When we use all of the shared fields as our join fields, we only get 3 results. Given the large population of New York City and the ubiquity of Software Developers and Data Analysts, Michal and Roderick are unlikely to be a match. Aland, however, is a biostatistician in Elmira. Given the smaller population and relatively niche occupation, it's more likely that this is a match and Aland's medical information has been compromised. 

## Experiment in groups
Next, you'll break out into small groups and experiment with the merge fields. See what the size of your merged dataframes are when you use different fields in the 'on' argument of merge. 

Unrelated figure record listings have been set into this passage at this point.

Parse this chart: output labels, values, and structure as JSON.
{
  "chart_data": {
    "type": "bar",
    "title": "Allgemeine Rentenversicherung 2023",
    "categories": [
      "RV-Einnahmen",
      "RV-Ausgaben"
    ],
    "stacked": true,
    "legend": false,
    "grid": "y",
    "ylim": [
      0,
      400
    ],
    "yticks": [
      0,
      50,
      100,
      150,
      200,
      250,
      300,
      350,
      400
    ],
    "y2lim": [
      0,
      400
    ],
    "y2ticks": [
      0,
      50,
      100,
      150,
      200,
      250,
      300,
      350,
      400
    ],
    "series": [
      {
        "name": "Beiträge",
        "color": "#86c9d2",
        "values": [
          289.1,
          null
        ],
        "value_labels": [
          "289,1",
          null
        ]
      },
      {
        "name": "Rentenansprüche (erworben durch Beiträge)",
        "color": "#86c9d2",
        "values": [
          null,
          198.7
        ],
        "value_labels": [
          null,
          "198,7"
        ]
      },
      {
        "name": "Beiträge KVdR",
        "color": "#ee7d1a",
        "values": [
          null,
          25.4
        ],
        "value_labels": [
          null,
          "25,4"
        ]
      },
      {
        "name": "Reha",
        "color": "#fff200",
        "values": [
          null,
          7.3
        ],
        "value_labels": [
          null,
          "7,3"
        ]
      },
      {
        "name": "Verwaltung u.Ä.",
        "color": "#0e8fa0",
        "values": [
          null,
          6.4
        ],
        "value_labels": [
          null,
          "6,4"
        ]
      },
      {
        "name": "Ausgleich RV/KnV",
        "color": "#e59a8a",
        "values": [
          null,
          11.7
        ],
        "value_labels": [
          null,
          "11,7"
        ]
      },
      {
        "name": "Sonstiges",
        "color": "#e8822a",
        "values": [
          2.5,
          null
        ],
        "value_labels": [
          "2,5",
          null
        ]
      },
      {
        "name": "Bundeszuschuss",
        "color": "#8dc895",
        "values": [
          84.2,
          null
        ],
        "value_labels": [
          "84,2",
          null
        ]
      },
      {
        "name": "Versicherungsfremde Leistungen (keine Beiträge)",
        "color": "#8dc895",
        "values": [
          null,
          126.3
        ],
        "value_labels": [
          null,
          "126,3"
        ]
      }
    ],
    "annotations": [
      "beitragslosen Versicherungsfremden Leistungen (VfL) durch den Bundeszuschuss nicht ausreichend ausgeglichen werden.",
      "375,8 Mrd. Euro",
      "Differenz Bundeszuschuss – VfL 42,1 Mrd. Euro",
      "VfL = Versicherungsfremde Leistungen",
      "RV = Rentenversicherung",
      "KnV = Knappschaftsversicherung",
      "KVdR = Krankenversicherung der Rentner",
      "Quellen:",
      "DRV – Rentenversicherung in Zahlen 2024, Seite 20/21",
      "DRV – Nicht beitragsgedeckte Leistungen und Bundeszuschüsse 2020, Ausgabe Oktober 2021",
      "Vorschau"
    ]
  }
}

* Is it possible to find more matches using fewer fields? Are there any drawbacks to doing this? Experiment with different join combinations.
* Are there any issues with any of the fields? Things that might make it difficult to rely on them for merging? Remember, in this case, we are looking for exact matches.
* Are there characteristics of the DataFrames that might affect the joins, or the privacy of of the people they describe?

A few methods that might be helpful to your exploration:

* .describe() will return descriptive statistics for any quantitative fields. Example:
```
study_df.describe()
linked_in_df.describe()
```
* .value_counts() will return the distribution of qualitative values for a given field. Example: 
```
study_df['gender'].value_counts()
linked_in_df['job_title'].value_counts()
```
* len() returns the length of a DataFrame or list. Example:
```len(study_df)```
* .median(),.mean(), .min(), and .max() will return what you would expect.